76-Jährige kann wieder im World Wide Web surfen
Bad Nauheim-Wisselsheim (lk). Wochenlang wurde Johanna Haubner hingehalten. Trotz zahlreicher Versprechungen ihres Netzanbieters »1 & 1« blieb der Telefon- und Internetanschluss der 76-jährigen Wisselsheimerin tot. Weil sich die Rentnerin nicht mehr zu helfen wusste, schaltete sie die Wetterauer Zeitung ein. Mit Erfolg.
»Ich hab’ das Problem am 16. August gemeldet«, erzählt Johanna Haubner, als wir sie in der vergangenen Woche in Wisselsheim besuchen. Seit mehr als sechs Jahren ist die Rentnerin Kundin bei »1 & 1«. Mitte August fällt ihr auf, dass Internet und Telefon nicht mehr funktionieren. Seither hat sie eine Odyssee hinter sich: Stundenlang hing Haubner in den Warteschleifen der Kunden-Hotline fest, sprach mit Call-Center-Mitarbeitern und stöpselte nach telefonischer Anweisung von Technikern die Kabel an ihrem WLAN-Router um. »Manchmal ging es danach kurz. Aber nur stundenweise.«
Angeblich ist die Telefonleitung zu lang
Die Gespräche mit den Mitarbeitern des Netzanbieters hat sich die rüstige Rentnerin akribisch notiert. Vier Seiten umfasst die Liste. Ständig sei ihr versichert worden, dass der Schaden behoben sei. Auch habe man ihr erklärt, dass sie nun auf der »Prioritätenliste« stehe und man sich unverzüglich um ihr Problem kümmern werde. Ein Techniker habe nach einem Telefongespräch behauptet, dass Haubners Leitung zu lang sei. »Die kann doch nicht plötzlich gewachsen sein«, sagt die Rentnerin lachend. »Eine faulere Ausrede ist denen wohl nicht eingefallen.
« Schließlich hätten die Mitarbeiter von »1 & 1« vermutet, das Problem liege an der Leitung des Netzbetreibers, der Telekom.

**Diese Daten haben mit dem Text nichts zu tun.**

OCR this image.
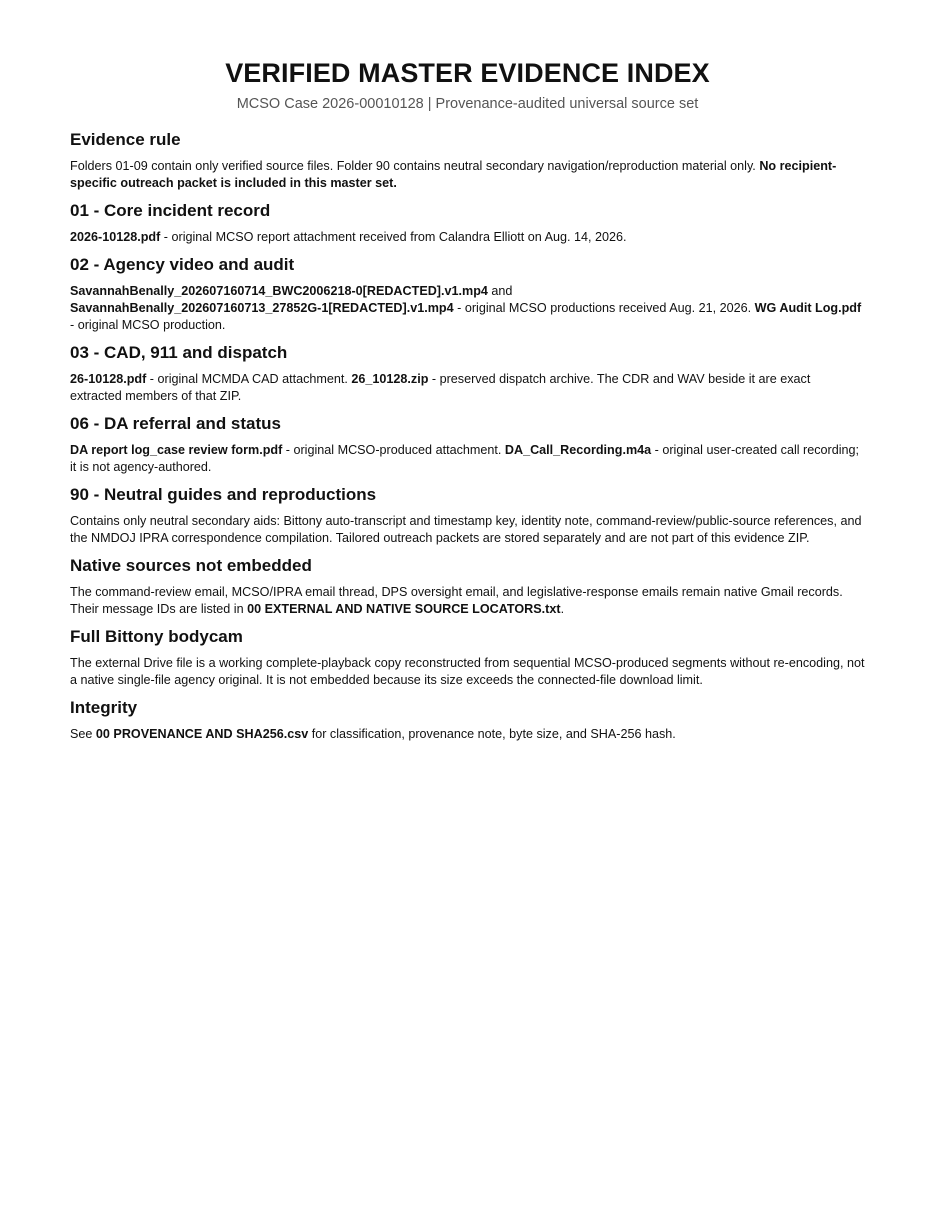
VERIFIED MASTER EVIDENCE INDEX
MCSO Case 2026-00010128 | Provenance-audited universal source set
Evidence rule

Folders 01-09 contain only verified source files. Folder 90 contains neutral secondary navigation/reproduction material only. No recipient-specific outreach packet is included in this master set.

01 - Core incident record

2026-10128.pdf - original MCSO report attachment received from Calandra Elliott on Aug. 14, 2026.

02 - Agency video and audit

SavannahBenally_202607160714_BWC2006218-0[REDACTED].v1.mp4 and
SavannahBenally_202607160713_27852G-1[REDACTED].v1.mp4 - original MCSO productions received Aug. 21, 2026. WG Audit Log.pdf - original MCSO production.

03 - CAD, 911 and dispatch

26-10128.pdf - original MCMDA CAD attachment. 26_10128.zip - preserved dispatch archive. The CDR and WAV beside it are exact extracted members of that ZIP.

06 - DA referral and status

DA report log_case review form.pdf - original MCSO-produced attachment. DA_Call_Recording.m4a - original user-created call recording; it is not agency-authored.

90 - Neutral guides and reproductions

Contains only neutral secondary aids: Bittony auto-transcript and timestamp key, identity note, command-review/public-source references, and the NMDOJ IPRA correspondence compilation. Tailored outreach packets are stored separately and are not part of this evidence ZIP.

Native sources not embedded

The command-review email, MCSO/IPRA email thread, DPS oversight email, and legislative-response emails remain native Gmail records. Their message IDs are listed in 00 EXTERNAL AND NATIVE SOURCE LOCATORS.txt.

Full Bittony bodycam

The external Drive file is a working complete-playback copy reconstructed from sequential MCSO-produced segments without re-encoding, not a native single-file agency original. It is not embedded because its size exceeds the connected-file download limit.

Integrity

See 00 PROVENANCE AND SHA256.csv for classification, provenance note, byte size, and SHA-256 hash.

Doch als am 21. September ein Techniker der Telekom vor ihrer Tür steht, wird klar: Das Problem liegt nicht am Netzbetreiber, sondern am Anbieter und damit bei »1 & 1«.
»Ich brauche das Telefon, um meine Kontakte aufrechtzuerhalten.« Auch auf den Internetzugang mag die 76-Jährige nicht mehr verzichten. »Erst wurde das Internet groß propagiert, und jetzt habe ich mich dran gewöhnt«, sagt sie. Weil die Rentnerin sich nicht mehr zu helfen weiß, hat die WZ-Redaktion sich nach dem Besuch bei der Wisselsheimerin an die Pressestelle des Netzanbieters gewendet und um eine Stellungnahme gebeten. Prompt erfolgt ein Zwischenbescheid zum »Kundenfall Johanna Haubner«. Die Angelegenheit sei mit höchster Priorität an den technischen Spezialisten weitergegeben worden, heißt es. Damit Haubner schon in der Zwischenzeit online gehen könne, erhalte sie einen kostenfreien UMTS-Stick. »Weiterhin erstatten wir ihr die letzte Grundgebühr zurück und hinterlegen für sie noch eine weitere Grundgebühr-Befreiung«, heißt es weiter. Am vergangenen Mittwoch trifft nicht nur der versprochene »Surf-Stick« bei der Wisselsheimerin ein, sondern auch ein neuer WLAN-Router. Kaum hat Johanna Haubner den angeschlossen, kann sie wieder telefonieren und im Internet surfen.
Vertrag gekündigt
In einer abschließenden Stellungnahme seitens »1 & 1« heißt es, zwei Grundgebühr-Befreiungen seien für die Kundin hinterlegt worden. Außerdem habe man ihr die letzte Vertragsrechnung erstattet. Aber warum hat der Netzanbieter rund sieben Wochen gebraucht, um festzustellen, dass der WLAN-Router der Rentnerin nicht mehr richtig arbeitet? Zu Beginn der Störungsmeldung habe der Router noch ab und an funktioniert, weshalb man nicht von einem Defekt der Hardware habe ausgehen können. Erst nach dem Besuch des Telekom-Technikers am 21. September sei das Problem deutlich geworden. »Man hätte vielleicht einen früheren Termin für die Kundin erwirken können. Aber eigentlich hat unsere Technik richtig gearbeitet«, betont eine Mitarbeiterin der Pressestelle auf telefonische Nachfrage. Aufgrund des schleichenden Defekts des Routers gehe man von einer Überspannung aus. »Vermutlich ist die Hardware durch ein Gewitter (Blitzeinschlag/Überspannung) in Mitleidenschaft gezogen worden.«
Und Johanna Haubner? Die freut sich, dass Internet- und Telefonanschluss wieder funktionieren. Den »Surf-Stick« will sie nicht behalten. »Das ist doch Larifari«, sagt die Rentnerin, die eine solch nervtötende Strapaze nicht noch einmal mitmachen möchte. Muss Johanna Haubner wahrscheinlich auch nicht: Die Rentnerin hat ihren Vertrag mit »1 & 1« mittlerweile gekündigt.